Em caso de defeito, veículos usados podem ser devolvidos, mas é preciso ficar atento aos detalhes na hora de fechar negócio. É possível negociar a devolução, mas prepare-se para recorrer à Justiça se for preciso caso não haja acordo

Marcelo Moreira

10 de junho de 2010 | 13h00

Viviane Biondo – Jornal do Carro 

Quando a advogada Norma Ferraz encontrou um Ford Ka 2009 com boa aparência e muitos opcionais, tratou logo de fechar negócio. “O vendedor (particular) foi muito solícito.” Mas depois de transferir o documento, ela descobriu que o veículo tinha defeitos graves. “Na vistoria da seguradora foram constatadas soldas na estrutura, danificada por causa de um acidente.”

Norma conseguiu cancelar o negócio amigavelmente e escapou de uma briga judicial. “Por não se tratar de um vendedor estabelecido, o caso teria de ser levado à Justiça comum”, diz Josué Rios, advogado especializado em direito do consumidor e consultor do JT. “Para isso, seria preciso reunir laudo e comprovantes de pagamento.”

No caso de usados comprados em concessionárias ou lojas independentes, a responsabilidade é do estabelecimento. “Se não houver acordo, dá para recorrer ao Procon”, explica Rios.

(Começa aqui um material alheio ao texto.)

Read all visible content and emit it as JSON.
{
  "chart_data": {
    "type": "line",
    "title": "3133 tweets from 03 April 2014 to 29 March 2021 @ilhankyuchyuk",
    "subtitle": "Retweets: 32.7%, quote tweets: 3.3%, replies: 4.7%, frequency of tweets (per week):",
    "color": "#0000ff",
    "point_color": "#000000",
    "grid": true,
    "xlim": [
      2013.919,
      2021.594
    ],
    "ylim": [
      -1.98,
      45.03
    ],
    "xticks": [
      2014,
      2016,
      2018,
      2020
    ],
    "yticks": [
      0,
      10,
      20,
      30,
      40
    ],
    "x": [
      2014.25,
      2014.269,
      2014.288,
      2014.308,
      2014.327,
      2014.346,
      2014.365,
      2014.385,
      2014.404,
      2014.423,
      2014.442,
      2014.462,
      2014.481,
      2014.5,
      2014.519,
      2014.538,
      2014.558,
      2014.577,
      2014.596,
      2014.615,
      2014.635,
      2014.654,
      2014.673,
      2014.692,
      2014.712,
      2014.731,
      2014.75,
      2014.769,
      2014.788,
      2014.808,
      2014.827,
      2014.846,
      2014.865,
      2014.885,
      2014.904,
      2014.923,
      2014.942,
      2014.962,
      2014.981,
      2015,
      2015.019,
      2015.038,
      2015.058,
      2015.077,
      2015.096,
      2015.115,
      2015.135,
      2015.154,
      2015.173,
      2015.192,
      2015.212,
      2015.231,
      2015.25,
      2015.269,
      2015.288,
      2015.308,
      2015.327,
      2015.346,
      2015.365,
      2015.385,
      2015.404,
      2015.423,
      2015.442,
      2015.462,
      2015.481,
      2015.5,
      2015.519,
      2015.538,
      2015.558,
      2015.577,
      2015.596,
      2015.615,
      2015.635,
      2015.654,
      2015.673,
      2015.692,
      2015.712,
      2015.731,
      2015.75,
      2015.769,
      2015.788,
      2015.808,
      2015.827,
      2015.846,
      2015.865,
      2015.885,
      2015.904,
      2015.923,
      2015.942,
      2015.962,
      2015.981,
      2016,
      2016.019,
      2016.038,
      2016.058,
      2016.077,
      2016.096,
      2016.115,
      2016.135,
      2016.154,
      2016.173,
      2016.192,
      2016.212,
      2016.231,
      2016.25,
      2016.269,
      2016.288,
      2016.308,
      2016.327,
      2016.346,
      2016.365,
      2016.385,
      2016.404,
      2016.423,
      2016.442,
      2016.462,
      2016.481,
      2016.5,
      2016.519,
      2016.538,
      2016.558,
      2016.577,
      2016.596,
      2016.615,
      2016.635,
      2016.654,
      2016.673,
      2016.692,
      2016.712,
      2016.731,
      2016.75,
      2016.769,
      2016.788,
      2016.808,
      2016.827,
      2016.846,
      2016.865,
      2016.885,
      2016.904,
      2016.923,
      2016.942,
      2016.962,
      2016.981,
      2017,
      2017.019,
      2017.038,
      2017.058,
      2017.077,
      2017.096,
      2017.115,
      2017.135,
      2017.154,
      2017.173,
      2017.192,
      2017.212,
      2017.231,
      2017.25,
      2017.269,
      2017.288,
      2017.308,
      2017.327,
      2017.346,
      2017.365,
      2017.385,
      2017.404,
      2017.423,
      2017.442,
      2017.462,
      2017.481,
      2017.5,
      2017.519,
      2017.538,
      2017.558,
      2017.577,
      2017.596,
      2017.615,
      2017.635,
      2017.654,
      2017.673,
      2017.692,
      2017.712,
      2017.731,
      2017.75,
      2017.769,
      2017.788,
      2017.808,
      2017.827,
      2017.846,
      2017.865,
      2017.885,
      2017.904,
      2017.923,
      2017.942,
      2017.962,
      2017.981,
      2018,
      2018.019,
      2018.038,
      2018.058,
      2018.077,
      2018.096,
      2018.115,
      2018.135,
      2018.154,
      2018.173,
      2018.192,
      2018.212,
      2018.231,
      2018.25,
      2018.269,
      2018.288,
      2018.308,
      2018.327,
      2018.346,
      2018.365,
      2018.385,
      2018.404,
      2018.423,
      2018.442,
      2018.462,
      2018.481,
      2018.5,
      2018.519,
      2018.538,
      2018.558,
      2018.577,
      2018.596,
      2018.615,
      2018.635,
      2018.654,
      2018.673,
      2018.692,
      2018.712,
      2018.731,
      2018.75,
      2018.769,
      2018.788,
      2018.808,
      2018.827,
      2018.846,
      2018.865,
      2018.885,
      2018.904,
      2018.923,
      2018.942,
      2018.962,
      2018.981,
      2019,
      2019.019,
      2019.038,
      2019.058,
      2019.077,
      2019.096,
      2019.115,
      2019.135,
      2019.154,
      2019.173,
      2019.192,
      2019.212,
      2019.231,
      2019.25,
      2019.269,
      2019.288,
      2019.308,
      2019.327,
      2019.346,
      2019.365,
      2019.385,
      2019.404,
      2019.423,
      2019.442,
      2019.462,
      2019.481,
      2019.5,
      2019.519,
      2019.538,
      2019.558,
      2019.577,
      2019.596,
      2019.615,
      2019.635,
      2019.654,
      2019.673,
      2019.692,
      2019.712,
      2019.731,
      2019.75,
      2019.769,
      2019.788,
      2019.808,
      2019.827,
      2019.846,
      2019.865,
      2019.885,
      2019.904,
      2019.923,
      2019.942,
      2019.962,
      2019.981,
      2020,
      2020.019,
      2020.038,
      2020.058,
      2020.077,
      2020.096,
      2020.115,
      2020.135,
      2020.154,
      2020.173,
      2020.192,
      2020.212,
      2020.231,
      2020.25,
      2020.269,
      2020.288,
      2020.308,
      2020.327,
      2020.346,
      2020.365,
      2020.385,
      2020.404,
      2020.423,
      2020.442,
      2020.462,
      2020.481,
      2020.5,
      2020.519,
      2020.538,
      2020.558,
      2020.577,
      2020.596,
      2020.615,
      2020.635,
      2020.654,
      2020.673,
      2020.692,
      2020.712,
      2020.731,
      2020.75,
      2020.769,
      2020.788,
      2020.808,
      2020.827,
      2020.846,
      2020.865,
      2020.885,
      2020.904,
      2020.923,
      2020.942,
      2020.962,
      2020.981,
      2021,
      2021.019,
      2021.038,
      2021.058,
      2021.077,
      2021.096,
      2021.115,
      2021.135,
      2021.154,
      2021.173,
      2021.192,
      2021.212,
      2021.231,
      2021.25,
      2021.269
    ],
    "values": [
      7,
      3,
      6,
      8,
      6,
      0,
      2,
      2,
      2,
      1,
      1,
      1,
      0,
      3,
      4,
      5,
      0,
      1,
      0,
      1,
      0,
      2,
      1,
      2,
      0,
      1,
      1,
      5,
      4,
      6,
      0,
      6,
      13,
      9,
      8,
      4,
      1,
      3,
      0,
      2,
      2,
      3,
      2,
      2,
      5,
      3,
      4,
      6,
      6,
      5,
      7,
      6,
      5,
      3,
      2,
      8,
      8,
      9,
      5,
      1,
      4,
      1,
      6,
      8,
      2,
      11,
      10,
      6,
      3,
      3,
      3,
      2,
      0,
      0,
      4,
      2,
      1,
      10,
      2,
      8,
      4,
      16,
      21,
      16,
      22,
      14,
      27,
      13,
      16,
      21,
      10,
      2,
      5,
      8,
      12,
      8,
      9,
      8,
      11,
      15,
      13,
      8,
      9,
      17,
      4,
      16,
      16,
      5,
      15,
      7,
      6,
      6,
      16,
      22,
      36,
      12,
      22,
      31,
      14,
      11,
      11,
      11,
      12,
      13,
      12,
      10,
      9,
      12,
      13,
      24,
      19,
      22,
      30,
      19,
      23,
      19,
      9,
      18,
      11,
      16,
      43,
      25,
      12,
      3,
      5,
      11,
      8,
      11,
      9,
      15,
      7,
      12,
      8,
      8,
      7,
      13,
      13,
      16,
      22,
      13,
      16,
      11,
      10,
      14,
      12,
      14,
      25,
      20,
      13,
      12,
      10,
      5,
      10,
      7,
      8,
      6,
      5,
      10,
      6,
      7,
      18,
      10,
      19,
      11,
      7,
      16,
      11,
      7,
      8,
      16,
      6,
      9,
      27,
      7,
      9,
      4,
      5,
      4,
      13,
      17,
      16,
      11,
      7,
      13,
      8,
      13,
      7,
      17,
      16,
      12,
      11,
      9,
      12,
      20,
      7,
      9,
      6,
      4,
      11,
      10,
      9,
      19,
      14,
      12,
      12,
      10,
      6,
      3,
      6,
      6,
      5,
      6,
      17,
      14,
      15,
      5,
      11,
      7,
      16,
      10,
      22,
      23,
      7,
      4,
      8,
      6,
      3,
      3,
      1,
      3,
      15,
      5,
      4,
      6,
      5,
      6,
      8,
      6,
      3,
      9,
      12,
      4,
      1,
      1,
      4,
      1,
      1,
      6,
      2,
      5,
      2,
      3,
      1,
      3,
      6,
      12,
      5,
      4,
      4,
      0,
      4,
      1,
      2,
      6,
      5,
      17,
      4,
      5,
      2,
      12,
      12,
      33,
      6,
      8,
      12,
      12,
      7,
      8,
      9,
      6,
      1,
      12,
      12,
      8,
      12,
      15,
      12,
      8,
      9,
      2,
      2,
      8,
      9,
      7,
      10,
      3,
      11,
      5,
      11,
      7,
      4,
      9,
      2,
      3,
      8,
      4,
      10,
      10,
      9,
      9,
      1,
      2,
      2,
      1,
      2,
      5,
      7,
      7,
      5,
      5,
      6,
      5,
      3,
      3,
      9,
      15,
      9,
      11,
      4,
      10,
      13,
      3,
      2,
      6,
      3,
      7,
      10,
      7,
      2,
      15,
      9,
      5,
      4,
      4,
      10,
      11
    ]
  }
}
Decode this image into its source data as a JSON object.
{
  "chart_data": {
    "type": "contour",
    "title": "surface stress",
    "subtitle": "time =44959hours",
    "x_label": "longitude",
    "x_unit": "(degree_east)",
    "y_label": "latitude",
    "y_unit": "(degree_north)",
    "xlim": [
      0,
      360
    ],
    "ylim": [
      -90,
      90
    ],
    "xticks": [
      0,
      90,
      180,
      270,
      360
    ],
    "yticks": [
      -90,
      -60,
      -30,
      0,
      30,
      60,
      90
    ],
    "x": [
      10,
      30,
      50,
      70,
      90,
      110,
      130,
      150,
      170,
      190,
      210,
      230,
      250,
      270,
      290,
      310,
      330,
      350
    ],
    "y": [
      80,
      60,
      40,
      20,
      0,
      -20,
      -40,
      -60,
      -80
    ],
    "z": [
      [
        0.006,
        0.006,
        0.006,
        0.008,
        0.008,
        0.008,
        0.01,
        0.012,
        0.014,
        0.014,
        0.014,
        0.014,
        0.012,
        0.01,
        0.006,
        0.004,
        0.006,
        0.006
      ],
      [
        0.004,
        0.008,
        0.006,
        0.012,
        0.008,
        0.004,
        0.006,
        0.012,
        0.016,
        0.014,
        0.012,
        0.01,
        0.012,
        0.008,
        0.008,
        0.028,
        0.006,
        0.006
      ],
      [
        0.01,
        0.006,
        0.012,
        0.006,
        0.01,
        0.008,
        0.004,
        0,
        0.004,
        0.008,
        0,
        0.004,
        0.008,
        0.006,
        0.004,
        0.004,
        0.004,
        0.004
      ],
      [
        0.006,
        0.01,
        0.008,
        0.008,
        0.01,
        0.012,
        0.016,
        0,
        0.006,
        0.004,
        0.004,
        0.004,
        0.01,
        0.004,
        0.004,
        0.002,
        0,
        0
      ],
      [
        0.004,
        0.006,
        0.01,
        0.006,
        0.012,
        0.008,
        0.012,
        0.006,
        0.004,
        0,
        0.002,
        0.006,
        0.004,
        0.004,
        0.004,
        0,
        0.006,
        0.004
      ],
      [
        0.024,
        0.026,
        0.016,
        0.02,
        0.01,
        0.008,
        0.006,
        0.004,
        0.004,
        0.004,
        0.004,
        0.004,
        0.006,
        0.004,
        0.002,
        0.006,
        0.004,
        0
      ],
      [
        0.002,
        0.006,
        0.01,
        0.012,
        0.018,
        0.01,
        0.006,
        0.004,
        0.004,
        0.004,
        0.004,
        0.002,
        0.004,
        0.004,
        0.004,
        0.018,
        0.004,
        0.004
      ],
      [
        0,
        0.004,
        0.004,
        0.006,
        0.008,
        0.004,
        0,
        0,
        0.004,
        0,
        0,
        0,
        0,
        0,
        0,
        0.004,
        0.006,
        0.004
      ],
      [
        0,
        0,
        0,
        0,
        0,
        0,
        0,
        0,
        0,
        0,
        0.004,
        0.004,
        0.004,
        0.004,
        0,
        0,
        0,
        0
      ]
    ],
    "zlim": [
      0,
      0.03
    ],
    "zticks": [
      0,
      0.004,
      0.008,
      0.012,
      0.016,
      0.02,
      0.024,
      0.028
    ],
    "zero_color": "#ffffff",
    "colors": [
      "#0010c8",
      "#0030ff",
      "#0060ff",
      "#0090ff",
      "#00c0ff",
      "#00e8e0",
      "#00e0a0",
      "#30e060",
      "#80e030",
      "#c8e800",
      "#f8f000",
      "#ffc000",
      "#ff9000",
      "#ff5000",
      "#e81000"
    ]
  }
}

Mesmo assim, há casos polêmicos, como o do motoboy Luiz Tadeu Barbosa. Ele comprou um Marea 2001 “no estado” (confira mais no texto ao lado) e o propulsor fundiu após dez dias de uso. “Não disseram que o motor tinha passado por duas retíficas. O desconto não pagava o conserto.”

De acordo com Mário Maurício, diretor da Linces Vistoria e da Checkauto (especializada em consultar histórico de veículos), são comuns casos de usados com restrições, como adulteração de quilometragem, alienação e registro de acidentes. “O vendedor nunca fala. Por isso, antes de fechar negócio é recomendável fazer uma vistoria. Mesmo que o cliente aceite os defeitos do carro, poderá negociar um preço mais justo.”

Marcelo Sebastião, diretor da Porto Seguro, diz que os motivos de reprovação mais comuns são danos na estrutura e reparos em partes que deveriam ter sido trocadas.

No caso de veículos zero-km, o cliente tem direito a cancelar o negócio ou à troca de produto (sem ônus) quando há defeito grave no motor, câmbio e em casos de problemas reincidentes.